Réglementation bancaire : danger pour le cinéma "made in France"

Par Laurent Vallet, directeur général de l'Ifcic (Institut pour le financement du cinéma et des industries culturelles).

2009/111 : ce n'est pas le titre d'un nouveau film catastrophe en 3D mais celui, guère plus rassurant, d'une directive européenne dont la transposition au plan national fait actuellement l'objet d'un âpre débat et dont la mise en oeuvre, en l'état, ferait courir un risque vital au cinéma français. L'une des forces de notre cinéma, aux côtés des leviers puissants que constituent les investissements de Canal Plus ou la généreuse et irremplaçable "avance sur recettes", c'est de disposer d'un système bancaire dédié : c'est aussi grâce à lui que la production cinématographique française se distingue de ses voisines européennes par une vitalité et une diversité exceptionnelles.

Ce système, comme d'ailleurs l'ensemble du dispositif d'aides piloté depuis soixante ans par le Centre national du cinéma (CNC), nous est envié dans le monde entier. Il est aujourd'hui organisé pour l'essentiel autour de deux établissements financiers spécialisés qui, avec l'aide de l'Institut pour le financement du cinéma et des industries culturelles (Ifcic) chargé de garantir leurs crédits à 55%, assurent le financement de la trésorerie de 95% de la production indépendante française.

Ces deux établissements spécialisés, Natixis Coficiné et Cofiloisirs, grâce aux garanties délivrées par l'Ifcic, peuvent prendre davantage de risques dans un secteur traditionnellement peu ou mal considéré par les banques. Comme dans toute activité de niche, une rentabilité importante - en général à la hauteur des risques pris - compense une faible taille de marché et explique que les actionnaires de ces établissements acceptent de continuer à leur allouer les fonds propres nécessaires.

Crise oblige, les autorités prudentielles sont engagées depuis dix-huit mois dans un vaste processus de renforcement des règles internationales qui déterminent la capacité des banques à prêter. La directive 2009/111 participe à cet effort. Un effort nécessaire qui vise à mieux encadrer les instruments financiers complexes dont le rôle a été majeur dans le déclenchement de la crise. Mais soyons vigilants : cette surréglementation pourrait aussi avoir l'effet pervers de conduire à renforcer considérablement les exigences de fonds propres attachées à toutes les activités bancaires. Premières activités pénalisées : les activités de crédit aux entreprises - notamment aux plus fragiles, les PME-TPE. Or, c'est bien sûr à cette catégorie qu'appartiennent tous les producteurs indépendants français.

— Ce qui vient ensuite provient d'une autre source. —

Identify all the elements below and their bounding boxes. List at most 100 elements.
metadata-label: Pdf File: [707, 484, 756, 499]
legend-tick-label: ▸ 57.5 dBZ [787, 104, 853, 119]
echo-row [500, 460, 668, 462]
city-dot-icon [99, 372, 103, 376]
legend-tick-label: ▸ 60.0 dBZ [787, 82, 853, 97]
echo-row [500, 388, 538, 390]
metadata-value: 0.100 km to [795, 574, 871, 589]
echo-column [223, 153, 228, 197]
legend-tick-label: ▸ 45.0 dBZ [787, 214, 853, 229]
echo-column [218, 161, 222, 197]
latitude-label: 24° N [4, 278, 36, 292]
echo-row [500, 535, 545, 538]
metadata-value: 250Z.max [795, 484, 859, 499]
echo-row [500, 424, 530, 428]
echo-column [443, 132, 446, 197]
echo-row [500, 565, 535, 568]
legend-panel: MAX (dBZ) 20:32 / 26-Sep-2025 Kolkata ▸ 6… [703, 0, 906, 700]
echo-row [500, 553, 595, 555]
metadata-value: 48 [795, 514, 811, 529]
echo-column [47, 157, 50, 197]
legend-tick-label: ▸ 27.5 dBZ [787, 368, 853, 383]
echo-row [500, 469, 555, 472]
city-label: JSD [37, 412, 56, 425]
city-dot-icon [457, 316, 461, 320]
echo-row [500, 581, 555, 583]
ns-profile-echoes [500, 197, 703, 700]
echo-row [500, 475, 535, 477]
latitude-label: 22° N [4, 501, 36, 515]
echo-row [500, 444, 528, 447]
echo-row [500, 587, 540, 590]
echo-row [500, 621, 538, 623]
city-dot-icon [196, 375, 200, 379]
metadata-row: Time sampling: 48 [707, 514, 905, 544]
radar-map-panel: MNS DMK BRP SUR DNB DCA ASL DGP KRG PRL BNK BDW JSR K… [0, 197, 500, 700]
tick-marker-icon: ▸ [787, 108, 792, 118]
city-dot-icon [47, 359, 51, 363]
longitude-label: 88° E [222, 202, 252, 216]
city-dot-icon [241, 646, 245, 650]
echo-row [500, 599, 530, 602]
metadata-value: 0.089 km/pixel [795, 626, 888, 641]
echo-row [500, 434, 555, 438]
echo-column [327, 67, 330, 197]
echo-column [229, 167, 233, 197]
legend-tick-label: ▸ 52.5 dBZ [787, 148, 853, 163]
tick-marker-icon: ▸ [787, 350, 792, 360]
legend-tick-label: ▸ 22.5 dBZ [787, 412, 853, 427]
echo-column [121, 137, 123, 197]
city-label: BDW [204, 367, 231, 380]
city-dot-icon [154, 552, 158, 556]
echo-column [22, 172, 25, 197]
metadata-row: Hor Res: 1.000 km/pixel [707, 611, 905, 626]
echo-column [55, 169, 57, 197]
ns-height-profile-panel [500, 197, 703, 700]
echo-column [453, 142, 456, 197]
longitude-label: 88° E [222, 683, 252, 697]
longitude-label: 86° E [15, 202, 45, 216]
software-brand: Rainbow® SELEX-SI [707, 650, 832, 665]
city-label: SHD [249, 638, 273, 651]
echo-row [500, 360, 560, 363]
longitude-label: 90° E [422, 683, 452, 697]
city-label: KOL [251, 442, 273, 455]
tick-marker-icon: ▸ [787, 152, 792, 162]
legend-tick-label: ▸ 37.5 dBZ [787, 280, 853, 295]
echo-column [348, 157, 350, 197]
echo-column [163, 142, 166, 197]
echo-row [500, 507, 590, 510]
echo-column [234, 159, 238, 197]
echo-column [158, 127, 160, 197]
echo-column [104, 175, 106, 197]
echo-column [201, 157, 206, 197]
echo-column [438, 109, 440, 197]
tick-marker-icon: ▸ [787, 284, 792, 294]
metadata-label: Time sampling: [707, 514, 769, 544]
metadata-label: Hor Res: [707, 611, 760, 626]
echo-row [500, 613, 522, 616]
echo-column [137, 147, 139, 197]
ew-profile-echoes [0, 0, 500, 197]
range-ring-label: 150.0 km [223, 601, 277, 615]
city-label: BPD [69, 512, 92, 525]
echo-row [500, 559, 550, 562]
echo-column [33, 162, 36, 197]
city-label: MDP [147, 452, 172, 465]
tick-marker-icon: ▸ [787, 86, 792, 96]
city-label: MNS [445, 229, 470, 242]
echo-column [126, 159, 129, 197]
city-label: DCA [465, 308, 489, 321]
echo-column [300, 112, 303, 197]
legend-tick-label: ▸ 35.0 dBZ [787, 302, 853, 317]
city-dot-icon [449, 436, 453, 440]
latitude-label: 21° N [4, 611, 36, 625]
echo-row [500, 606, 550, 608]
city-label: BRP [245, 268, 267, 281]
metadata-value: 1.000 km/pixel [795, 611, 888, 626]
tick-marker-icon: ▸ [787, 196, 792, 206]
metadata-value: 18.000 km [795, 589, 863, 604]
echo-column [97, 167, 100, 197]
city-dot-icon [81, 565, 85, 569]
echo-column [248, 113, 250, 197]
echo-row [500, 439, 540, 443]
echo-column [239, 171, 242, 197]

Ces producteurs indépendants ont déjà pâti des précédentes évolutions de la réglementation, totalement ignorantes des caractéristiques propres au financement du cinéma, telles que l'existence des contrats de préachat. Avec la directive 2009/111, un nouveau pas risque d'être franchi : en effet, en l'état actuel de sa transposition, les établissements spécialisés, nos "banques du cinéma", ne pourraient plus (ou si peu) utiliser la garantie de l'Ifcic comme instrument de réduction de leurs risques, alors même que cette garantie, qui a largement fait ses preuves, est de surcroît assise sur fonds publics.

La conséquence prévisible serait une nouvelle augmentation du coût en fonds propres de l'activité de ces établissements de niche, et un risque de voir leurs actionnaires jeter l'éponge. Ce qui entraînerait, en quelques années, un assèchement de l'accès au crédit des producteurs indépendants et porterait, à terme, un coup fatal à la vitalité et au renouvellement de la création cinématographique. Ce scénario catastrophe peut encore être évité si la Banque de France, par la voix de l'Autorité de contrôle prudentiel, fait plein usage des marges d'interprétation dont elle dispose pour la transposition de la directive 2009/111. Car le système des banques du cinéma, au sein duquel s'exerce une expertise financière reconnue, est stable. Ses acteurs s'interdisent toute prise de risque spéculative et aucun sinistre majeur n'est à déplorer depuis près de quinze ans : il ne mérite donc certainement pas les rigueurs de cette réglementation.

Alors que dix films de la sélection officielle du Festival de Cannes, de Xavier Beauvois à Abbas Kiarostami, ont bénéficié de cet écosystème privilégié, au moment où la Commission européenne, consciente de l'atout que constitue l'Ifcic pour la diversité de la production, envisage de lui confier la gestion d'un fonds de garantie européen, il est urgent de veiller à une transposition "éclairée" de la directive qui ne vienne pas tarir la source vitale que représentent, pour le cinéma français, les crédits à la production.